In a bill some say is inspired by disgraced comedian Bill Cosby, the statute of limitations will be eliminated on rape cases in California.
The bill was signed into law by California Gov. Jerry Brown on Sept. 28, and goes into effect in 2017. It will impact new sexual assault cases and any case for which the statute of limitations hasn't expired by Jan. 1, 2017, according to the Los Angeles Times.
Advocates lauded Brown and State Sen. Connie Leyva, a Democrat, for signing and sponsoring the bill, respectively.
Levya said the new law communicates to rape and sex assault victims "that they matter."
"It shows victims and survivors that California stands behind them," she told the Los Angeles Times, "that we see rape as a serious crime, that victims can come forward and that justice now has no time limit."
Previously, the statute of limitations in California was 10 years, except in cases where new DNA evidence becomes available. Cases of sexual molestation against minors had a potentially longer statute of limitations, with the law saying they must be prosecuted before the alleged victims turn 40 years old.

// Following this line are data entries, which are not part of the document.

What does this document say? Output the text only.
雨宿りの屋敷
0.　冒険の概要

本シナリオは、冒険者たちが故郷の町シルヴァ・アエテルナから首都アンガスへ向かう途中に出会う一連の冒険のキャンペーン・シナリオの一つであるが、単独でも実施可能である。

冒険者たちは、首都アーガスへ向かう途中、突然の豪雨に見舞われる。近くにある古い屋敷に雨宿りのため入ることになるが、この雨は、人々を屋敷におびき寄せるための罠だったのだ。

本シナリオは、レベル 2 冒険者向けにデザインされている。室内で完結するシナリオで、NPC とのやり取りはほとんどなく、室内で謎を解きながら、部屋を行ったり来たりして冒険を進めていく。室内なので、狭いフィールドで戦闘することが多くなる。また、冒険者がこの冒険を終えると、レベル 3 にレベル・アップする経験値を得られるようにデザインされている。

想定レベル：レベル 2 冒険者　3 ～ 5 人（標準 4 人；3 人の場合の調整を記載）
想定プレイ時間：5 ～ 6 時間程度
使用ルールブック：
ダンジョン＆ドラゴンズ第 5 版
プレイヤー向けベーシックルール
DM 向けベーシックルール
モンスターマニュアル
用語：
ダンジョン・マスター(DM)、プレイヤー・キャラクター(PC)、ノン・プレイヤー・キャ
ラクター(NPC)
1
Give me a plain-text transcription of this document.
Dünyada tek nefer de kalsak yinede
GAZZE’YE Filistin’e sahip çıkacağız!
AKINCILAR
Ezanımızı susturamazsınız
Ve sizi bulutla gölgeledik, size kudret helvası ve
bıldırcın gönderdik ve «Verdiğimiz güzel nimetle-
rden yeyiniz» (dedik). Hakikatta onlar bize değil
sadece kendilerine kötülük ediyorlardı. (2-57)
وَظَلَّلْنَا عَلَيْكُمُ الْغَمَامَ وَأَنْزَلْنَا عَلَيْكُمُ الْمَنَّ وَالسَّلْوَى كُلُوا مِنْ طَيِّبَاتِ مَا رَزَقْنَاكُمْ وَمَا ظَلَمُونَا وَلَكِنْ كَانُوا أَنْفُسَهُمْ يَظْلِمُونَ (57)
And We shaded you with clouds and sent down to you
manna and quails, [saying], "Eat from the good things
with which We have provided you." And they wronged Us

Brown didn't issue a statement after signing the bill, but observers have tied the new law to allegations against Cosby, the longtime TV star. Once known as "America's dad," the supposed family man who advocated for wholesome values and family-friendly entertainment, has found himself battling sexual abuse allegations for the past several years, with dozens of women coming forward with stories about their encounters with him.
The alleged victims almost uniformly described the same modus operandi, accusing Cosby of drugging them and sexually assaulting them while they were unconscious. While the new California law won't help prosecute Cosby, the comedian is scheduled to stand trial in 2017 on accusations that he sexually assaulted a woman in Philadelphia in 2004, according to Newsweek.
The allegations against Cosby have prompted other states to extend statutes of limitations. Lawmakers in Colorado doubled the statute of limitations on sexual assault cases from 10 to 20 years, according to Newsweek, while Nevada lawmakers increased the limitations in that state from four years to 20.
Gloria Allred, who represents more than 30 women who have come forward with allegations against Cosby, told the Hollywood Reporter that in most cases it was “too late for California prosecutors to file a case even if they concluded that they had sufficient evidence to prove a case beyond a reasonable doubt."